Journeying to the mesa-top village at Acoma Pueblo, famous as Sky City, is like venturing into another world. There can be few more dramatic locations – more than 300 structures are set atop an isolated outcrop, 367ft above the surrounding plateau and 7000ft above sea level. People have lived here since the 11th century, making Acoma one of the oldest continuously inhabited settlements in North America. Visitor etiquette rules about photography and attire can be viewed on the website.
In addition to its singular history and stunning setting, it's also justly famous for its pottery, sold by individual artists on the mesa.

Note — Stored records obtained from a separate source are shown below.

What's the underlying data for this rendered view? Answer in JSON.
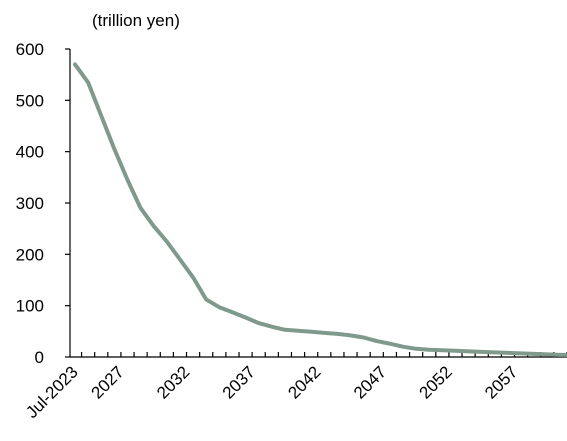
{
  "chart_data": {
    "type": "line",
    "title": "",
    "unit_label": "(trillion yen)",
    "xlabel": "",
    "ylabel": "",
    "ylim": [
      0,
      600
    ],
    "y_ticks": [
      0,
      100,
      200,
      300,
      400,
      500,
      600
    ],
    "x_tick_labels": [
      "Jul-2023",
      "2027",
      "2032",
      "2037",
      "2042",
      "2047",
      "2052",
      "2057"
    ],
    "x_tick_positions": [
      2023.5,
      2027,
      2032,
      2037,
      2042,
      2047,
      2052,
      2057
    ],
    "x_range": [
      2023.5,
      2061
    ],
    "grid": false,
    "legend": "none",
    "line_color": "#7f9a8c",
    "series": [
      {
        "x": [
          2023.5,
          2024.5,
          2025.5,
          2026.5,
          2027.5,
          2028.5,
          2029.5,
          2030.5,
          2031.5,
          2032.5,
          2033.5,
          2034.5,
          2035.5,
          2036.5,
          2037.5,
          2038.5,
          2039.5,
          2040.5,
          2041.5,
          2042.5,
          2043.5,
          2044.5,
          2045.5,
          2046.5,
          2047.5,
          2048.5,
          2049.5,
          2050.5,
          2051.5,
          2052.5,
          2053.5,
          2054.5,
          2055.5,
          2056.5,
          2057.5,
          2058.5,
          2059.5,
          2060.5,
          2061
        ],
        "values": [
          570,
          535,
          470,
          405,
          345,
          290,
          255,
          225,
          190,
          155,
          112,
          97,
          87,
          77,
          66,
          59,
          53,
          51,
          49,
          47,
          45,
          42,
          38,
          31,
          26,
          20,
          16,
          14,
          13,
          12,
          11,
          10,
          9,
          8,
          7,
          6,
          5,
          4,
          4
        ]
      }
    ]
  }
}
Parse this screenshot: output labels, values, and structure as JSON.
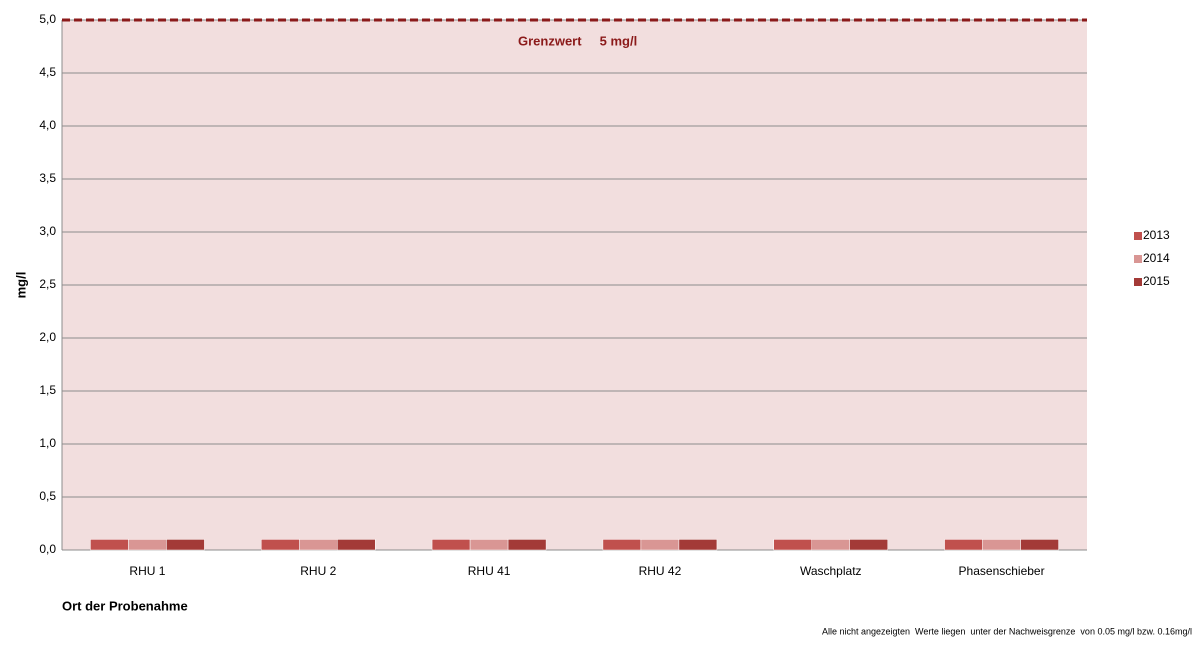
{
  "chart_data": {
    "type": "bar",
    "y_label": "mg/l",
    "x_label": "Ort der Probenahme",
    "footnote": "Alle nicht angezeigten  Werte liegen  unter der Nachweisgrenze  von 0.05 mg/l bzw. 0.16mg/l",
    "threshold": 5,
    "threshold_color": "#8b1a1a",
    "annotation": "Grenzwert     5 mg/l",
    "categories": [
      "RHU 1",
      "RHU 2",
      "RHU 41",
      "RHU 42",
      "Waschplatz",
      "Phasenschieber"
    ],
    "series": [
      {
        "name": "2013",
        "color": "#c0504d",
        "values": [
          0.1,
          0.1,
          0.1,
          0.1,
          0.1,
          0.1
        ]
      },
      {
        "name": "2014",
        "color": "#d99694",
        "values": [
          0.1,
          0.1,
          0.1,
          0.1,
          0.1,
          0.1
        ]
      },
      {
        "name": "2015",
        "color": "#a33a37",
        "values": [
          0.1,
          0.1,
          0.1,
          0.1,
          0.1,
          0.1
        ]
      }
    ],
    "ylim": [
      0,
      5
    ],
    "yticks": [
      {
        "value": 0,
        "label": "0,0"
      },
      {
        "value": 0.5,
        "label": "0,5"
      },
      {
        "value": 1,
        "label": "1,0"
      },
      {
        "value": 1.5,
        "label": "1,5"
      },
      {
        "value": 2,
        "label": "2,0"
      },
      {
        "value": 2.5,
        "label": "2,5"
      },
      {
        "value": 3,
        "label": "3,0"
      },
      {
        "value": 3.5,
        "label": "3,5"
      },
      {
        "value": 4,
        "label": "4,0"
      },
      {
        "value": 4.5,
        "label": "4,5"
      },
      {
        "value": 5,
        "label": "5,0"
      }
    ],
    "grid": true,
    "legend": "right"
  }
}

There is a distinction between 'traditional' pottery (made with clay dug on the reservation) and 'ceramic' pottery (made elsewhere with inferior clay and simply painted by the artist), so ask the vendor. Visitors can only see the village on guided tours, which leave from the Sky City Cultural Center at the foot of the mesa. To avoid potential long waits here – or unexpected closures (it happens) – it’s best to call in advance to reserve a specific time. The highlight of the tour itself is the mission church of San Esteban del Rey, decorated with pueblo motifs. All visitors ride a shuttle van to and from the mesa top. The Cultural Center also holds the excellent Haak’u Museum of pueblo history, a good shop and a decent cafe.

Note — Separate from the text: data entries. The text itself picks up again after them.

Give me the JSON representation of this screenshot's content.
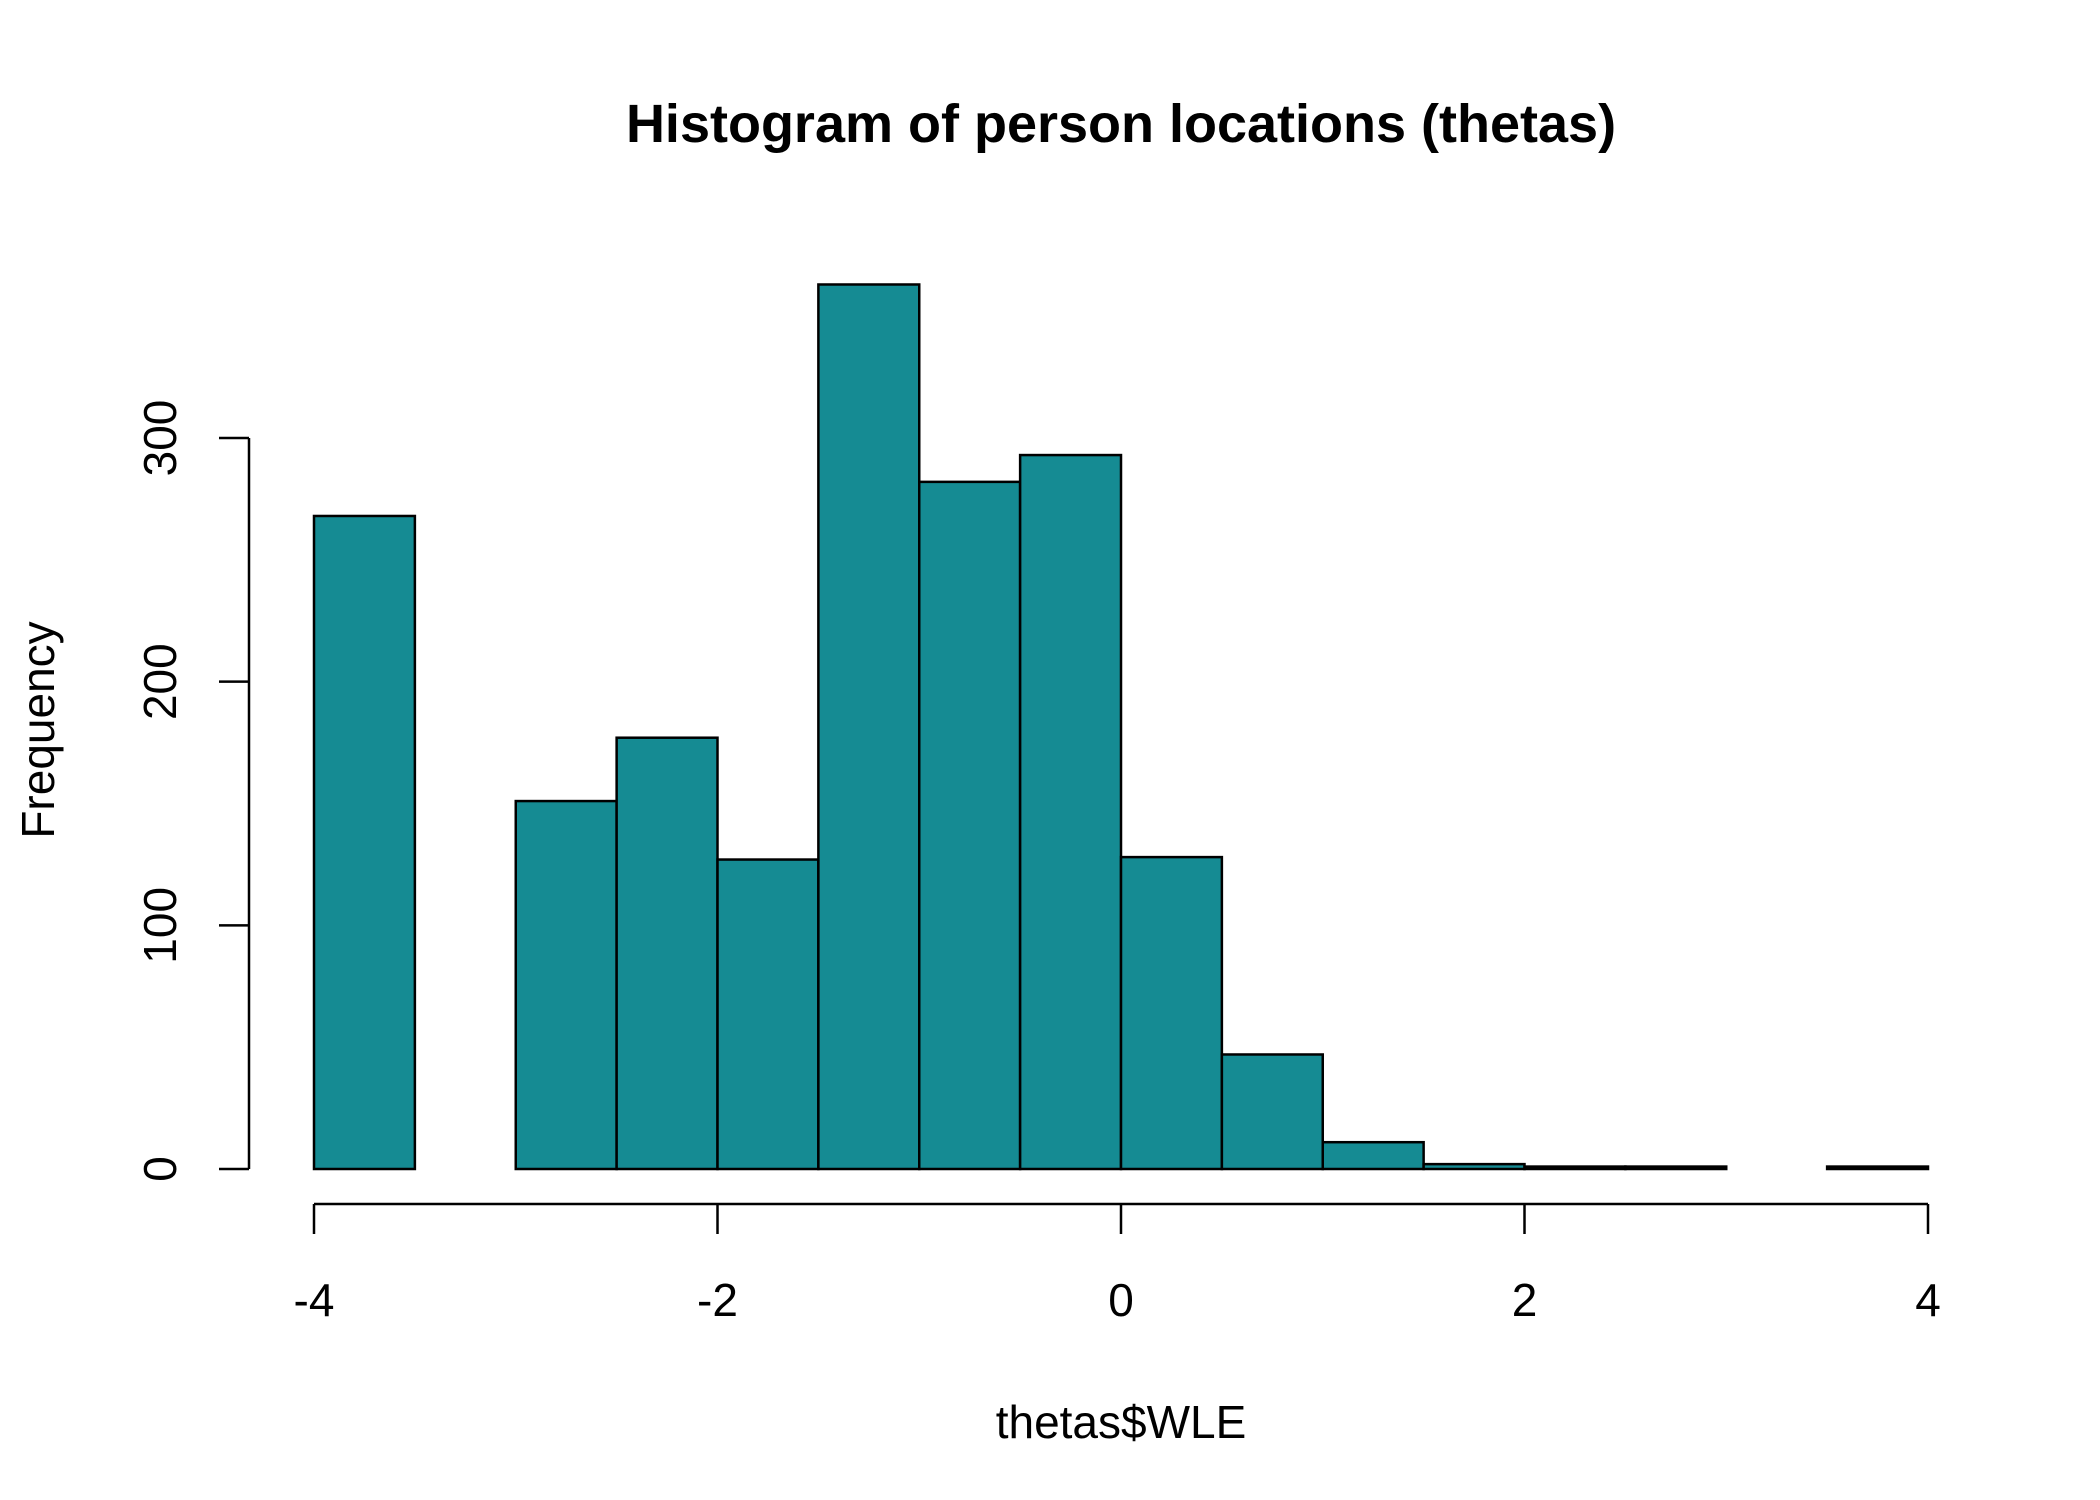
{
  "chart_data": {
    "type": "bar",
    "title": "Histogram of person locations (thetas)",
    "xlabel": "thetas$WLE",
    "ylabel": "Frequency",
    "bin_edges": [
      -4,
      -3.5,
      -3,
      -2.5,
      -2,
      -1.5,
      -1,
      -0.5,
      0,
      0.5,
      1,
      1.5,
      2,
      2.5,
      3,
      3.5,
      4
    ],
    "values": [
      268,
      0,
      151,
      177,
      127,
      363,
      282,
      293,
      128,
      47,
      11,
      2,
      1,
      1,
      0,
      1
    ],
    "xlim": [
      -4,
      4
    ],
    "ylim": [
      0,
      300
    ],
    "x_ticks": [
      -4,
      -2,
      0,
      2,
      4
    ],
    "x_tick_labels": [
      "-4",
      "-2",
      "0",
      "2",
      "4"
    ],
    "y_ticks": [
      0,
      100,
      200,
      300
    ],
    "y_tick_labels": [
      "0",
      "100",
      "200",
      "300"
    ],
    "grid": false,
    "bar_color": "#158b93"
  }
}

Photography permits can be obtained when you pay your admission fee. The pueblo asks that no revealing clothing be worn during tours out of respect for religious leaders who live on the mesa top.
Directions on the Acoma Sky City website send travelers from Albuquerque and points east to exit 102 off the I-40W. It's not the most direct route to the Cultural Center and its tours, but it does provide a dramatic first look at Sky City from a lofty scenic viewpoint on the drive in. You can return to Albuquerque on paved Indian Road 23, which is a straight shot north to exit 108 off the I-40. Sky City is one hour east of Gallup and one hour west of Albuquerque.